Qui ne se souvient que l’administration de George W. Bush a décidé de déclencher la guerre en Irak en 2003 afin d’abattre le régime de Saddam Hussein et d’installer dans ce pays une démocratie durable qui serait ensuite propagée dans toute la région moyen-orientale ? Le monde ne cesse depuis d’en payer le prix.
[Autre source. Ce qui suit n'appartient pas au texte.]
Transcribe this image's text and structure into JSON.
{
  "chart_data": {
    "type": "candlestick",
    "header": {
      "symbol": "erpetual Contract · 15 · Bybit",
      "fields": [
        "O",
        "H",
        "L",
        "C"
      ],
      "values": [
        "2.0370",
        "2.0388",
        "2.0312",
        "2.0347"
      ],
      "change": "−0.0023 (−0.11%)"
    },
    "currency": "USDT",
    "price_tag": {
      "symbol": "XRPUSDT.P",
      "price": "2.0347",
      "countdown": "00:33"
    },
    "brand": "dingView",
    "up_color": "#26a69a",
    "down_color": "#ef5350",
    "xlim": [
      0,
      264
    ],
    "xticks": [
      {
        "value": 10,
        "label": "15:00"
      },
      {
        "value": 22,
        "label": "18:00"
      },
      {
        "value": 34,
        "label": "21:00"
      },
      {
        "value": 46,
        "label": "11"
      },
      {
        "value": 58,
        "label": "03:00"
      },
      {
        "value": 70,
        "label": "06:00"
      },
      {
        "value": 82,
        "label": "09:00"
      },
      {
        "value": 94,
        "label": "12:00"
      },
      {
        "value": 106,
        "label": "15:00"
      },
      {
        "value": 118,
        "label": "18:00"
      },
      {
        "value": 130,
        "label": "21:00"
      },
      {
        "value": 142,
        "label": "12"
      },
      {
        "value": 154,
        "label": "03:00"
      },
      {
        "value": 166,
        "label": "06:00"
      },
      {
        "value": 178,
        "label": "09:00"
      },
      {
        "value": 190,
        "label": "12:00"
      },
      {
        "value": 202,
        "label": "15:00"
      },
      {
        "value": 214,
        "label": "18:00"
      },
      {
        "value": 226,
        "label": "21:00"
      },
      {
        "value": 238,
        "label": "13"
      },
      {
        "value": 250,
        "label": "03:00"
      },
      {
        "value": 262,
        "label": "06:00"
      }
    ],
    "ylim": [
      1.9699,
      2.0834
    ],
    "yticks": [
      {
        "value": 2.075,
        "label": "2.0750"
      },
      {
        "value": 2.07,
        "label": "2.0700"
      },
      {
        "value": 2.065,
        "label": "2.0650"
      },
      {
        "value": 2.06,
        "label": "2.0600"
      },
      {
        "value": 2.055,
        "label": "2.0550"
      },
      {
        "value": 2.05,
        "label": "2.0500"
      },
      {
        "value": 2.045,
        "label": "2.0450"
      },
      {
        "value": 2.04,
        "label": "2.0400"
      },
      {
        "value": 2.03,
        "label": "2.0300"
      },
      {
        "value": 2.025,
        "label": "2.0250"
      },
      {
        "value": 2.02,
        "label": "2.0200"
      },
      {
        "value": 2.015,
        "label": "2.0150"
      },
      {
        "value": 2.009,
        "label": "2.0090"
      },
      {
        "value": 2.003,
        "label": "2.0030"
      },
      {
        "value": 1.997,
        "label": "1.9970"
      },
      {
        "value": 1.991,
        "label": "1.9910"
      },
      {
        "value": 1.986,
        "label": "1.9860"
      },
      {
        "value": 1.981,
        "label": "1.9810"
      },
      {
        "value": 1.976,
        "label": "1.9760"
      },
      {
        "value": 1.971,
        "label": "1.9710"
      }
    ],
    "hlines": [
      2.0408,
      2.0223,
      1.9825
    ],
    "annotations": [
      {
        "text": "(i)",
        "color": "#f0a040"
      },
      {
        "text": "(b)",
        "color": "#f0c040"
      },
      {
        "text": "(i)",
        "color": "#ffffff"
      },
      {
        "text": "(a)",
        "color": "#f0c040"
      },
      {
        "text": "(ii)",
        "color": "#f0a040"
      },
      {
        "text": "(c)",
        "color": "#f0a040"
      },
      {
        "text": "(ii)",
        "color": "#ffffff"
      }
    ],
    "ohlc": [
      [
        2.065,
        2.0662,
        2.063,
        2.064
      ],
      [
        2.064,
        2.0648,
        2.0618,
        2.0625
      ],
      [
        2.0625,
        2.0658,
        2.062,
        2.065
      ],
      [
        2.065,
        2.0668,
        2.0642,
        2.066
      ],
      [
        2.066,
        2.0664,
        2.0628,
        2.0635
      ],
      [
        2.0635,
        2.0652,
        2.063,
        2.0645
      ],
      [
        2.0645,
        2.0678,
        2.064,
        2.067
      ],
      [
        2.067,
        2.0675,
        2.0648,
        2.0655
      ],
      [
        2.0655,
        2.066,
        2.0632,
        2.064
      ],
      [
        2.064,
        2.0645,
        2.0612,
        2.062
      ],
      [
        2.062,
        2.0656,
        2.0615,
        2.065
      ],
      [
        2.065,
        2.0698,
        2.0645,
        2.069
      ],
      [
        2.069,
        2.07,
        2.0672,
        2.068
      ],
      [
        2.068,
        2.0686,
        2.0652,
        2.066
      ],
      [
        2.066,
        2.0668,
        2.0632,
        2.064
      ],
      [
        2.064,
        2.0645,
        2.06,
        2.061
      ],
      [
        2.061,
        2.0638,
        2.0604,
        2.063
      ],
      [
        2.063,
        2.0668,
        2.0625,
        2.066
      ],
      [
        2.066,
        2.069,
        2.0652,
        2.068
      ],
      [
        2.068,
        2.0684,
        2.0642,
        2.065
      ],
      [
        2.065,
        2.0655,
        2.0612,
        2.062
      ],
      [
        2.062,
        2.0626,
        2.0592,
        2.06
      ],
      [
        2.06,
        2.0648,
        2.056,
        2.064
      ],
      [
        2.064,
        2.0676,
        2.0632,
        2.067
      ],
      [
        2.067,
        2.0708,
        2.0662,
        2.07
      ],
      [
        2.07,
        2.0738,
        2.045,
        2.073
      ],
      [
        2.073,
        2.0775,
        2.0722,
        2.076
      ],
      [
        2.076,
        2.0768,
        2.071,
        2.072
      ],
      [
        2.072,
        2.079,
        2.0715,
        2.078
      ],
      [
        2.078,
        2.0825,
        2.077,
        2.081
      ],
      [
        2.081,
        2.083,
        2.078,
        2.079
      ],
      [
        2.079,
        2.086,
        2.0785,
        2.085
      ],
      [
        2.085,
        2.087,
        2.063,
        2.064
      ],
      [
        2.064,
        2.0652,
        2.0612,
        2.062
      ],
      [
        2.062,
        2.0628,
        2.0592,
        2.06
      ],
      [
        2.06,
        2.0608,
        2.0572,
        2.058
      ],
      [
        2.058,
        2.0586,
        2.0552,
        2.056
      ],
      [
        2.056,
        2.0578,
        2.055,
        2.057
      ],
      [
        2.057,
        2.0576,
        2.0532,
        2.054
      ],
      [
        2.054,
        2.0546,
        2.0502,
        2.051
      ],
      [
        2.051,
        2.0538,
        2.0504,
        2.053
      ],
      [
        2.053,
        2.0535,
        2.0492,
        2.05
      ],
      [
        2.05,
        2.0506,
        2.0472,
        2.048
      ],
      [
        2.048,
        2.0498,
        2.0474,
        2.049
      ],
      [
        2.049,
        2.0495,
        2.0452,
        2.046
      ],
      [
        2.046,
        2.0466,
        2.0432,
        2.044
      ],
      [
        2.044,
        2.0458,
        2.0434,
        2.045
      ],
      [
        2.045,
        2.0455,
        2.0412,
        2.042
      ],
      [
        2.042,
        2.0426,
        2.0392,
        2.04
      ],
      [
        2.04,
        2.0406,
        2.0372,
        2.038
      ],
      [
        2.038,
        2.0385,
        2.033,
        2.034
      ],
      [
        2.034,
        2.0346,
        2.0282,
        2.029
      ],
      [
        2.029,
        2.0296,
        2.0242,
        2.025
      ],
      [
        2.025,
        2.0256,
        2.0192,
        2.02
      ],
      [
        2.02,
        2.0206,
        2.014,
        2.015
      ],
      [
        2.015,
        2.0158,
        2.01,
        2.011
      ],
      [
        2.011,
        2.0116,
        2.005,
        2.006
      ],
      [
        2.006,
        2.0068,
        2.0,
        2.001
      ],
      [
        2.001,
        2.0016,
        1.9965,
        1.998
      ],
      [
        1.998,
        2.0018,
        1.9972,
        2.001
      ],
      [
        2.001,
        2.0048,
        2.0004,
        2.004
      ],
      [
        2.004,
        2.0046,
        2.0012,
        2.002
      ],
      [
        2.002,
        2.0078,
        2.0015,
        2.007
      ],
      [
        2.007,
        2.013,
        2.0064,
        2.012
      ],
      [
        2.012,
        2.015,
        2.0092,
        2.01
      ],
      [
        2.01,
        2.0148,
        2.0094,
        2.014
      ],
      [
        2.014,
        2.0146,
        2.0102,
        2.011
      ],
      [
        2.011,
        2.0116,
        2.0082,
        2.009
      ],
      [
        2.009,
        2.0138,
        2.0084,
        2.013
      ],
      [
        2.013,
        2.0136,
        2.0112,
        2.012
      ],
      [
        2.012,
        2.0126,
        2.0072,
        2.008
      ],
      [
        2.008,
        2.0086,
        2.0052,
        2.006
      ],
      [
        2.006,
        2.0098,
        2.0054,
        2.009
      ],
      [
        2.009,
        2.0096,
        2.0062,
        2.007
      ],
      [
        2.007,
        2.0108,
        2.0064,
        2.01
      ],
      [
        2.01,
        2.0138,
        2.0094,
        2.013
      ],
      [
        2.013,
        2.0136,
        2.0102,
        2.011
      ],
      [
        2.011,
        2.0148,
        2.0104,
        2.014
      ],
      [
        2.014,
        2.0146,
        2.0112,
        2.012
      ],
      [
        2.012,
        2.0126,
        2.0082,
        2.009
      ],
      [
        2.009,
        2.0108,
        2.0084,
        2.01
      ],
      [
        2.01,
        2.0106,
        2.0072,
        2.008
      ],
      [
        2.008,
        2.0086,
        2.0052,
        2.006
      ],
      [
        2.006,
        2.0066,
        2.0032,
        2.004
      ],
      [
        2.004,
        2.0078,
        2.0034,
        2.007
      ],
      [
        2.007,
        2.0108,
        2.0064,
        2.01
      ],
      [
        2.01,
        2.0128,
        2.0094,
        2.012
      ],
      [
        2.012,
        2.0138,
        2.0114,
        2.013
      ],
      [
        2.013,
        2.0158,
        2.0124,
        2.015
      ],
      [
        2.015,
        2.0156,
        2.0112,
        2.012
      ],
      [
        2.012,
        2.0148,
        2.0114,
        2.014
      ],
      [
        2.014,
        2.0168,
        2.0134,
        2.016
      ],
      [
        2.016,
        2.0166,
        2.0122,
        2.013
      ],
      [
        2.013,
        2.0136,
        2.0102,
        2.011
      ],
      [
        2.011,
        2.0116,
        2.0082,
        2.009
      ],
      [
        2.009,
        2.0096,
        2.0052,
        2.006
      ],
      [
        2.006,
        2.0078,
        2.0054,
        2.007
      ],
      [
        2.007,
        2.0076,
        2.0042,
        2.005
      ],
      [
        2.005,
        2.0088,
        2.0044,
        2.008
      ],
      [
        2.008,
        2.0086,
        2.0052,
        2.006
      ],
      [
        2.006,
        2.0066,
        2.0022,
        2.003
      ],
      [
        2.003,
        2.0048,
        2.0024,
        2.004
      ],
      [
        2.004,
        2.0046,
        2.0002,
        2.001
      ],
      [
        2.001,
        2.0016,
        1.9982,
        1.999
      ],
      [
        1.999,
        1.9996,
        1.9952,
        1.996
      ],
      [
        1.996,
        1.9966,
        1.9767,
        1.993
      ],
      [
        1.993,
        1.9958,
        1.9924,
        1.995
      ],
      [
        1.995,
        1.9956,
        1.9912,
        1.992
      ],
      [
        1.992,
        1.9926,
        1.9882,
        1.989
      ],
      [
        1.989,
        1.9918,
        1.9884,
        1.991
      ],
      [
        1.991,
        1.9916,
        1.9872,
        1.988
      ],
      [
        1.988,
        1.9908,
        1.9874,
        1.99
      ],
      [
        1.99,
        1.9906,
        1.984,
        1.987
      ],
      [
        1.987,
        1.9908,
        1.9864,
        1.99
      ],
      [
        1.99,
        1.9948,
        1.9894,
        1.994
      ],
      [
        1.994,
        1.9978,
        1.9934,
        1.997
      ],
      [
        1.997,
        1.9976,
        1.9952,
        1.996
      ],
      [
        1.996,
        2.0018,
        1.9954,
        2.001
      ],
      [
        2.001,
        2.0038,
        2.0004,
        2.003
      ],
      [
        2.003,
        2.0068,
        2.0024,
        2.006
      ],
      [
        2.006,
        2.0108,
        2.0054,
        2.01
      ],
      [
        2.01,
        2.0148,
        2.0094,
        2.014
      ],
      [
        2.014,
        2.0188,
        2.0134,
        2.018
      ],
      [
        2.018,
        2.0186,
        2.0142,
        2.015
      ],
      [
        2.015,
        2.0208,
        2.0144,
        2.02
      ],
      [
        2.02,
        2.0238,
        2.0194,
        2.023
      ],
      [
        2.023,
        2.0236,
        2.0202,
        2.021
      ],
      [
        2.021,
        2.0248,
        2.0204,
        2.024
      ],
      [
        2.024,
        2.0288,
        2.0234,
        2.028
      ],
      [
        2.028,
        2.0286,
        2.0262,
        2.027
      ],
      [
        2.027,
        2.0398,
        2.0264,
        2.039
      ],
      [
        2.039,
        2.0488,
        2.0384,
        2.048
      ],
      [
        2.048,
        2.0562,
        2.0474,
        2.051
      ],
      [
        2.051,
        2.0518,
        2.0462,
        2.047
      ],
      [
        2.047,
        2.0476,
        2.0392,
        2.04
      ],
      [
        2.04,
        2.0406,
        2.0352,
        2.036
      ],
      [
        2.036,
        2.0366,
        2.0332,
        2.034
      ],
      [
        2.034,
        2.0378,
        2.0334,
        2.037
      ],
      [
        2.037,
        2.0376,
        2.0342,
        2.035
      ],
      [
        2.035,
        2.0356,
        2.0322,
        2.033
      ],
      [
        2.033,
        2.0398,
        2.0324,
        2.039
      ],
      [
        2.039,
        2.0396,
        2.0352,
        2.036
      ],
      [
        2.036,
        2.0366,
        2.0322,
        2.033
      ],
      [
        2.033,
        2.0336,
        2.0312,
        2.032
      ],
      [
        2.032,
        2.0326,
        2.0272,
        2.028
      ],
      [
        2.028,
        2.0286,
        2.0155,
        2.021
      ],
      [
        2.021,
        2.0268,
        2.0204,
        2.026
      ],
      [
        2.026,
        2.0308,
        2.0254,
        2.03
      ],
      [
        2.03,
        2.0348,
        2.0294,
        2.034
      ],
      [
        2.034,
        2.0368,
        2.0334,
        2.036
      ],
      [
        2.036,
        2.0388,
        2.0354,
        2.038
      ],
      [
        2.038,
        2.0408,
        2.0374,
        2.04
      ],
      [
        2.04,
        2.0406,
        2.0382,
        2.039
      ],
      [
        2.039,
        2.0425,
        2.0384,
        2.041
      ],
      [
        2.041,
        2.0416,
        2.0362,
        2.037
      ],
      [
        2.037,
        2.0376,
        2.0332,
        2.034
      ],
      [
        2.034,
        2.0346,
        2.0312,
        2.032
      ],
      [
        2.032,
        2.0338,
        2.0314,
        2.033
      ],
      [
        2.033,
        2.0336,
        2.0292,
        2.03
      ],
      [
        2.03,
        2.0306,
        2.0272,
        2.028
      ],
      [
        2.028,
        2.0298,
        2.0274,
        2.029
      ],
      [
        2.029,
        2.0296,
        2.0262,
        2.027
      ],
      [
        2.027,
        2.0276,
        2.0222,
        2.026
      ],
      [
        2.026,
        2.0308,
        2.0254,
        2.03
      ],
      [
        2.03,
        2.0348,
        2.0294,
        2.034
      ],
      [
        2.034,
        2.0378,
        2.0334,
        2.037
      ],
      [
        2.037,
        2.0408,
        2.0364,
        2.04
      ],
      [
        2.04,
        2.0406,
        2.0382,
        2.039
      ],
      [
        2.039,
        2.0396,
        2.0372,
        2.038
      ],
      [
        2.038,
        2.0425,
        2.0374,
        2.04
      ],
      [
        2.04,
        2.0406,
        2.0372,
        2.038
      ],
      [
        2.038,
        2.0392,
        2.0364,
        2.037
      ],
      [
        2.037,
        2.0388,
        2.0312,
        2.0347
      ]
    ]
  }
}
Là n’est pourtant pas le sujet de ce livre : philosophe enseignant à l’Université de Nantes, Florent Guénard y réfléchit à la manière d’éviter que l’universalisme démocratique né de la Révolution française et de la Déclaration des droits de l’homme et du citoyen ne suscite davantage de tentatives d’expansions anarchiques aux conséquences fâcheuses.

Le point de départ de la réflexion de l’auteur est l’étude des democratization studies qui, nées dans les années 1980, ont vu des intellectuels et chercheurs venus d’horizons disciplinaires différents accompagner le mouvement de démocratisation dont la révolution des Œillets au Portugal en 1974 peut être considérée comme le moment initial et donc l’effondrement du bloc soviétique peut être désigné comme le terme. Le paradigme auquel elles ont donné lieu a servi de fondement théorique à une promotion active de la démocratie dans le monde, mais il a aussi débouché sur des « impasses théoriques » qui continuent à peser sur la compréhension de l’expansion de la démocratie. D’où la nécessité que ressent l’auteur d’identifier le problème auquel se heurte toute théorisation de l’expansion de la démocratie, ce qui l’amène à remonter jusqu’aux conceptions restrictives qu’avait Platon de la démocratie, tant il est vrai qu’il paraissait difficile à ce dernier « de déterminer ce que pourrait être une cité démocratique paradigmatique » et d’imaginer comment ce faux modèle – lequel n’était rien d’autre, à ses yeux, qu’un « régime (...) sans forme déterminée » – pourrait s’appliquer et inspirer l’histoire des sociétés. Dans les deux chapitres suivants, Florent Guénard revisite les réponses apportées à ce problème. Les premières, prérévolutionnaires, explorent les différentes modalités du modèle démocratique : « singularité » d’une histoire donnée en exemple à une cité en quête de liberté pour Machiavel, « pluralité » des modèles possibles parce que le bien politique est multiple et qu’il importe de le décliner en fonction des circonstances pour Aristote et Montesquieu, « généralité » des principes permettant de définir ce qu’est une législation adaptée à la diversité des situations pour Rousseau...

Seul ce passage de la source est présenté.